Rango

Rango | SWASHBUCKLING HERO Rango featuring the voice of Johnny Depp
Photo: Paramount

The lizard who lends his name to Rango does pretty well for himself. His accomplishments are even more impressive considering all the strikes against him in this simpatico if effortful computer-animated family comedy about the value of self-actualization and the appeal of American Westerns. For one thing, Rango — the chameleon, voiced by Johnny Depp — is involuntarily, magically launched from the 21st century into his new life in the 19th-century Old West as the result of a shattering road accident in the Mojave Desert at the beginning of the picture. (We can only assume the family in whose car the pet was traveling perished. Never mind, don’t look, they’re never spoken of.)

For another thing, Rango — the movie — takes a long time finding a story line to stick with. First the lizard, liberated from domestication by humans, gets a crash course in outdoor life skills. (In the desert, blend in!) He staggers into a dusty town called Dirt and decides to reinvent himself as a gunslinging hero. (In town, stand out!) After being rewarded for inadvertent acts of bravery as town sheriff, he decides that being a hero is too hard. Then he changes his mind and sticks to his, er, gun. He’s fickle, he’s a chameleon. So sue him.

Depp brings the same playful charm and love of make-believe swashbuckling that he showed in his Pirates of the Caribbean adventures, which were directed, as is Rango, by tumult-prone Gore Verbinski. Thanks to Depp’s own chameleonlike performance and the camaraderie of the cast’s voice-recording sessions run like live theater, the script has a lively, improvised feel. (The sardonic screenplay was written by Gladiator‘s John Logan and developed from a story by Logan, Verbinski, and James Ward Byrkit.)

The lizard’s costars include Beans (Isla Fisher), a girl reptile with true grit; the mayor of Dirt (Ned Beatty), a tortoise who controls his town’s dwindling water by taking his cues from John Huston’s sinister Noah Cross in Chinatown; a philosophizing armadillo (Alfred Molina) with a lance borrowed from Don Quixote and a cartoon-Spanish accent borrowed from Antonio Banderas in Shrek; and the Spirit of the West (Timothy Olyphant), a man with no name who bears a close vocal and poncho-costumed resemblance to Clint Eastwood.

The biggest strike against Rango, though — for both the movie and the hero — is that the lizard is so damn ugly. As are his animated colleagues. And by ugly I mean remarkably, repellently, did this really test well with audiences? Jar Jar Binks ugly. The Geico gecko is a far, far more telegenic star than the asymmetrical, bulbous green creation whose face, with its hints of E.T. and Kermit the Frog DNA, fills so much of the screen so much of the time. Beans is worse: She’s got the kind of you guys are useless (so I’d better do this myself) gumption characteristic of so many heroines in family-oriented animated projects these days — and she really does look like Jar Jar’s reptilian cousin, crossbred with a strain of Avatar‘s Na’vi genetic code.
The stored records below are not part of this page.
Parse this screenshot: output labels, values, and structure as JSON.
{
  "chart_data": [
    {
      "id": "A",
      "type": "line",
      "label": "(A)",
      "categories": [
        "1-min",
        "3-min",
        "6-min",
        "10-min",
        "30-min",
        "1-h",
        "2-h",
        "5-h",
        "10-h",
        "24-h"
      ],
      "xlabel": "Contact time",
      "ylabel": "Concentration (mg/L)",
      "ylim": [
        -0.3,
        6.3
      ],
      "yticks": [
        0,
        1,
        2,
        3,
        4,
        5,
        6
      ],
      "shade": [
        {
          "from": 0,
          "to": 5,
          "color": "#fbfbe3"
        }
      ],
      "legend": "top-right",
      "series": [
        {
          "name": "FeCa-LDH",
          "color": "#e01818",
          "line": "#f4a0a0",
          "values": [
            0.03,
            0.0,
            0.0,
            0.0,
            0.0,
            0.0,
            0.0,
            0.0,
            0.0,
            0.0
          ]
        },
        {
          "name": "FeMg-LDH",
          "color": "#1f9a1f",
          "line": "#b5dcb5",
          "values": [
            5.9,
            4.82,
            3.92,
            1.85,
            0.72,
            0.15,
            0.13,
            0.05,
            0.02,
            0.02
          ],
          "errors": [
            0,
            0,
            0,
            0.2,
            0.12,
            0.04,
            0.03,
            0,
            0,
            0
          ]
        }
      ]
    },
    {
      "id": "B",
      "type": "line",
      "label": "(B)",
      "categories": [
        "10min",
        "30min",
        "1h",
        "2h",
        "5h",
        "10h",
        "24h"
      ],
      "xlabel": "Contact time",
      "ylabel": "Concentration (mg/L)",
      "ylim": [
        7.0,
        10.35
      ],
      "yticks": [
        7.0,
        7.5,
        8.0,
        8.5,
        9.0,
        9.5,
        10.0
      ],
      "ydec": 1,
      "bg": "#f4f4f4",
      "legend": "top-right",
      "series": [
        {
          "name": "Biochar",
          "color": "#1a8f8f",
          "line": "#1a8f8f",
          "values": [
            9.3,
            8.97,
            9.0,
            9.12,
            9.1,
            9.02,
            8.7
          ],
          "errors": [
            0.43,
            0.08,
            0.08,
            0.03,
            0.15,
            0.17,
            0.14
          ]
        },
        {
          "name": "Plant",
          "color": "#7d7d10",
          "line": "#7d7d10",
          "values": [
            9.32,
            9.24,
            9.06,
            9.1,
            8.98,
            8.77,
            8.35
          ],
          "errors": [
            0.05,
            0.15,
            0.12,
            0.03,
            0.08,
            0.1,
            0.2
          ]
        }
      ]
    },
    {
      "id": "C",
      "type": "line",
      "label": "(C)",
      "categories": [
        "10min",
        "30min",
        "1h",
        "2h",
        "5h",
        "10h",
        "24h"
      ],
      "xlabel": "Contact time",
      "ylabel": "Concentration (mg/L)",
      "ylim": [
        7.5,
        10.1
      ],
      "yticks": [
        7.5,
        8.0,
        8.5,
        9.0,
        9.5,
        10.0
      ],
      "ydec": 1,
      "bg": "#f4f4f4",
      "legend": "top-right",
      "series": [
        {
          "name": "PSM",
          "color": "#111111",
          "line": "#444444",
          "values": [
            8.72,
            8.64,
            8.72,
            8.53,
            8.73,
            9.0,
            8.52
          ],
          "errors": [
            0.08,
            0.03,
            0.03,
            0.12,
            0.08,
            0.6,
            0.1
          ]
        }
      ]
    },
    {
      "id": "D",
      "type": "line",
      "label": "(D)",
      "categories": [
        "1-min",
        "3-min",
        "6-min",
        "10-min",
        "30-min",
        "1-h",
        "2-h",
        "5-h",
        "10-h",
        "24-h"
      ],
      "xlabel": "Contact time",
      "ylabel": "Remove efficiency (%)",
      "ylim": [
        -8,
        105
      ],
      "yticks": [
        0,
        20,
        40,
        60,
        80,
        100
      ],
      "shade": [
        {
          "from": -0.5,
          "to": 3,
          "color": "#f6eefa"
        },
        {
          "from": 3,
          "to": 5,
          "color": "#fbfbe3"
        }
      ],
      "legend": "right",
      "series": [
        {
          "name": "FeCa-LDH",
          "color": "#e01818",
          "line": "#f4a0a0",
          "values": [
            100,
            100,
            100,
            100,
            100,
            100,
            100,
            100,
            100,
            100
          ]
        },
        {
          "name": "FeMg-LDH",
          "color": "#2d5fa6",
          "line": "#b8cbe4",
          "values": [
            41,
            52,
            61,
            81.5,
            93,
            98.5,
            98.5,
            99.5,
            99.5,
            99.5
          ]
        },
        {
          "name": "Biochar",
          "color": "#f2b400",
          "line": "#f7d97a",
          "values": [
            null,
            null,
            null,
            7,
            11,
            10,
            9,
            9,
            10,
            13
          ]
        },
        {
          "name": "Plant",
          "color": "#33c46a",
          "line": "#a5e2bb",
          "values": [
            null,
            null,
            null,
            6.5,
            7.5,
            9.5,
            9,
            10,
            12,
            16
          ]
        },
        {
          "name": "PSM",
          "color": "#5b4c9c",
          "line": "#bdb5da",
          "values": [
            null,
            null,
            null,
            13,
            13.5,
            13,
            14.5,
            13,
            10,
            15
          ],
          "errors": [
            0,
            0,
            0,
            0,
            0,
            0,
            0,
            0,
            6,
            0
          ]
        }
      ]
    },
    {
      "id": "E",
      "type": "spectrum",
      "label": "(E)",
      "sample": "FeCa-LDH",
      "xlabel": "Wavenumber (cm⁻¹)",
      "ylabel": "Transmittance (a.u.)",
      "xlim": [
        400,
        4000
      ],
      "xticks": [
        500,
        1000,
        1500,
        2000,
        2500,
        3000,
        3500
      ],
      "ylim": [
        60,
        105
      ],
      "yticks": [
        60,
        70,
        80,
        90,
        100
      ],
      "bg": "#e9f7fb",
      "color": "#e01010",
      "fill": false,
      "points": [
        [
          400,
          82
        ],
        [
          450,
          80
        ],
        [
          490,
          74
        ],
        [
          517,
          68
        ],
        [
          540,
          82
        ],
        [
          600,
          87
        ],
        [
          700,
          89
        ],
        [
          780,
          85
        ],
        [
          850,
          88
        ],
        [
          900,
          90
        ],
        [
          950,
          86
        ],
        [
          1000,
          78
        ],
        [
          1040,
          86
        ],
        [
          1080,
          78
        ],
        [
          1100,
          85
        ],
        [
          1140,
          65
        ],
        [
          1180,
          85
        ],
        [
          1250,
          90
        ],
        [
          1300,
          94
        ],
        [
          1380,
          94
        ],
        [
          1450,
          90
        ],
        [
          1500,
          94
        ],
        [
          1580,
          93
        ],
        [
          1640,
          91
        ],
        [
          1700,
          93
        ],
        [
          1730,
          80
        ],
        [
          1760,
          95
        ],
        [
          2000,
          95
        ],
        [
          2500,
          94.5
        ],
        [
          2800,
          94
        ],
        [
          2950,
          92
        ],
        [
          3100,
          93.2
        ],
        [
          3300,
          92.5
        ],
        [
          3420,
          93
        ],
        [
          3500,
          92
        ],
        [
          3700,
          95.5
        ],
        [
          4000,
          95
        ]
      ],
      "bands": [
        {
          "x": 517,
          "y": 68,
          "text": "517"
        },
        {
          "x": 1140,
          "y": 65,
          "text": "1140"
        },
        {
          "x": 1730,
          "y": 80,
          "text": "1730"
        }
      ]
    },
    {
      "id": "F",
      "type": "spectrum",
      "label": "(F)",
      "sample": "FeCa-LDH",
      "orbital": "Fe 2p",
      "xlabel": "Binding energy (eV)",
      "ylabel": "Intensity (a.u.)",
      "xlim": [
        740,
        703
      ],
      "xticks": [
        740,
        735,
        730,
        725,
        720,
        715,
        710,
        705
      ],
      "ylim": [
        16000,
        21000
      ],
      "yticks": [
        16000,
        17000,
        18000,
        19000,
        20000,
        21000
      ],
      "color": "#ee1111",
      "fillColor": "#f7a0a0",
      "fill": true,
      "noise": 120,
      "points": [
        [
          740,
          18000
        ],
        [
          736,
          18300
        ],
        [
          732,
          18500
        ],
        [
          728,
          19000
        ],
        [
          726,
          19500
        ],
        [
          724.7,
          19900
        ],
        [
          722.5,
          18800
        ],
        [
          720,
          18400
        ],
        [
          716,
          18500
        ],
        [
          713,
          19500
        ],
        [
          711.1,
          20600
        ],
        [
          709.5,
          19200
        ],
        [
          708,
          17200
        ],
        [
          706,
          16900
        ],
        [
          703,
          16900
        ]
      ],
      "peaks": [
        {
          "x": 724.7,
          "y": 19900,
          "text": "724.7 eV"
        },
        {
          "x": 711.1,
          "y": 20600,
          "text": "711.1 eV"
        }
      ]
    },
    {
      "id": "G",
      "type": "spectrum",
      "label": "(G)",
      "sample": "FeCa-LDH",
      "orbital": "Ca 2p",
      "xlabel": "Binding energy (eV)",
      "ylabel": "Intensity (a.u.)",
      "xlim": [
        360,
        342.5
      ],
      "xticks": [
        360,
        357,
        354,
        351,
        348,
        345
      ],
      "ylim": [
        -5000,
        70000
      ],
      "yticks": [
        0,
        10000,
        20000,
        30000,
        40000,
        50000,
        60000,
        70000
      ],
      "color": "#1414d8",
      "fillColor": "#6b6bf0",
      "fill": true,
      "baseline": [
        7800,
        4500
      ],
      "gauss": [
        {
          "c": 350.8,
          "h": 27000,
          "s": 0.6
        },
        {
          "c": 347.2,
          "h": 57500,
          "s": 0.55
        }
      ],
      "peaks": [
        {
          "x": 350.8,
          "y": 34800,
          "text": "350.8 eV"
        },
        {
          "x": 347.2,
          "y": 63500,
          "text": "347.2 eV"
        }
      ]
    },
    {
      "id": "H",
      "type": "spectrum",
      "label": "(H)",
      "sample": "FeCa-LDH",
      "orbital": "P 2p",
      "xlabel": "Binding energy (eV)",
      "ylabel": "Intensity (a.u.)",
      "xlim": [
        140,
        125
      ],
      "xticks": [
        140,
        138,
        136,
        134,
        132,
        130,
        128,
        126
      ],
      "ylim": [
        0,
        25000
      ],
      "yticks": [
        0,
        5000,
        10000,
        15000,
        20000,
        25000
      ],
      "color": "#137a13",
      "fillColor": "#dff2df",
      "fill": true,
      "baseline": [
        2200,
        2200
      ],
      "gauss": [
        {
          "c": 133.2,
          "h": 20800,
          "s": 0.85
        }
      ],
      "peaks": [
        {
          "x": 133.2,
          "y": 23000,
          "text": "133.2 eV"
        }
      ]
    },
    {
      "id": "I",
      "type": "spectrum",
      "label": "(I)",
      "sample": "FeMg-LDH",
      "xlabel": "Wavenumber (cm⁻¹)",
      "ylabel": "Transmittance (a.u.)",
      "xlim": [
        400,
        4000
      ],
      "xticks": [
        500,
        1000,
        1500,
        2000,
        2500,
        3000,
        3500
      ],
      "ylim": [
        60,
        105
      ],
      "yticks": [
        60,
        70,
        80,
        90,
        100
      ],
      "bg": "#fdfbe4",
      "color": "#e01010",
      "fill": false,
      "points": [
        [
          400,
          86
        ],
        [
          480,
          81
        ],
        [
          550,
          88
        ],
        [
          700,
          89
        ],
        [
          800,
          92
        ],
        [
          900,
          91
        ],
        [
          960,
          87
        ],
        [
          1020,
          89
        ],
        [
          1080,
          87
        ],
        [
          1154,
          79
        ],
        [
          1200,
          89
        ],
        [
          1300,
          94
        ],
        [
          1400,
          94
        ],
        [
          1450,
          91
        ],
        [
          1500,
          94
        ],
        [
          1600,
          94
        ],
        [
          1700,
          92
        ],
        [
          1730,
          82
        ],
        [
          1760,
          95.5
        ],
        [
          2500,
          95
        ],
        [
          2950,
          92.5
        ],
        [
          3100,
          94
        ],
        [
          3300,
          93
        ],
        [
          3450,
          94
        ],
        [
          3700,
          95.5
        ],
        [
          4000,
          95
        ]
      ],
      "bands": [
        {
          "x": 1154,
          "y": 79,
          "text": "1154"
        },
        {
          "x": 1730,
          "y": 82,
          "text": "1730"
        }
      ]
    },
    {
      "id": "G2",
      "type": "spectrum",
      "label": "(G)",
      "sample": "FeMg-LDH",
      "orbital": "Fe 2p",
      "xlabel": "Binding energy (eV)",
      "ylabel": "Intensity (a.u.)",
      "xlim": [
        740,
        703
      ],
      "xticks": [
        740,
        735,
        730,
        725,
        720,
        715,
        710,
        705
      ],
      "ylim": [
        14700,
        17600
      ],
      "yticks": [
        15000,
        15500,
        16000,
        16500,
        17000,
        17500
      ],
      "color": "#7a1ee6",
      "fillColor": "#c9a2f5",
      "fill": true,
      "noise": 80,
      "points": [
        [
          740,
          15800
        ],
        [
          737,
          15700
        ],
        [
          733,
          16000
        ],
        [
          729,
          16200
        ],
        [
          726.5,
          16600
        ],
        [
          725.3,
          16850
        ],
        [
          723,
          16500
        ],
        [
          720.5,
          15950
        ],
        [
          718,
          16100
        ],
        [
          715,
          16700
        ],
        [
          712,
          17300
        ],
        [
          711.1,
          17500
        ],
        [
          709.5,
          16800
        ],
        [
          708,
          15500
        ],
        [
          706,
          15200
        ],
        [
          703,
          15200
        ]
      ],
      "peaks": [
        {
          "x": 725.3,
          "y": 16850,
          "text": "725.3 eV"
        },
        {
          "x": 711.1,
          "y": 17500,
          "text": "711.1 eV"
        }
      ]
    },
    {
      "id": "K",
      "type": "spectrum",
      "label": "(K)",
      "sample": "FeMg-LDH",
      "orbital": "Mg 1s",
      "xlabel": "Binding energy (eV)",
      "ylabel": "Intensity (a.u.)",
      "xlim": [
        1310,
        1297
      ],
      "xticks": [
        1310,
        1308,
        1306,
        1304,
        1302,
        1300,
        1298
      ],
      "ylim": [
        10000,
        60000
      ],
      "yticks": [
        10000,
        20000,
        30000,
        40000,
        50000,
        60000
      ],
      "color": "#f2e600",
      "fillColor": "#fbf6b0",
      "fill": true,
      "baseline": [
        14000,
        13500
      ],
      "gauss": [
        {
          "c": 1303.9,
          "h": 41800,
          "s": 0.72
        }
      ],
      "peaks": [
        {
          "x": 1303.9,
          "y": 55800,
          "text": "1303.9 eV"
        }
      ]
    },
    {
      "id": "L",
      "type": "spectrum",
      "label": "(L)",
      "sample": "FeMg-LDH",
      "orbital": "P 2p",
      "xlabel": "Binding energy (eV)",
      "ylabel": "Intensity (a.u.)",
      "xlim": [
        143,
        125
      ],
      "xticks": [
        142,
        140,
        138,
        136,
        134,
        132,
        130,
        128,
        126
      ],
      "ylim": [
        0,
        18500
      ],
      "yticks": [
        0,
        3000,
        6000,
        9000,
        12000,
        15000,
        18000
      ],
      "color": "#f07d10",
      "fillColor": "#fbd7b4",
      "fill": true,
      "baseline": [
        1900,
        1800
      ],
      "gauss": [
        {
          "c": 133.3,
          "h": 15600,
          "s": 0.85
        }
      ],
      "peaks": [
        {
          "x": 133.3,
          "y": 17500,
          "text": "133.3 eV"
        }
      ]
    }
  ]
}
The warty, hairy, tongue-flicking animal cast is all the more distracting for taking away from the production’s obviously loving, appealing attention to perspective and background detail. (Rango is the first full-scale animated feature generated by the redoubtable special-effects house of Industrial Light & Magic.) Care has gone into the re-creation of iconic shots from great American Westerns — Rango‘s climax is pure High Noon — and in the last act, the story does coalesce into the satisfying shape of a classic showdown, during which the hero no one thought would last a day in such a mean old town prevails, not only against external evil but also against his own weaknesses. Neither Rango the mash-up movie nor Rango the lizard is particularly lovable. But there’s no denying the intrigue in its combination of the good, the bad, and the ugly. B?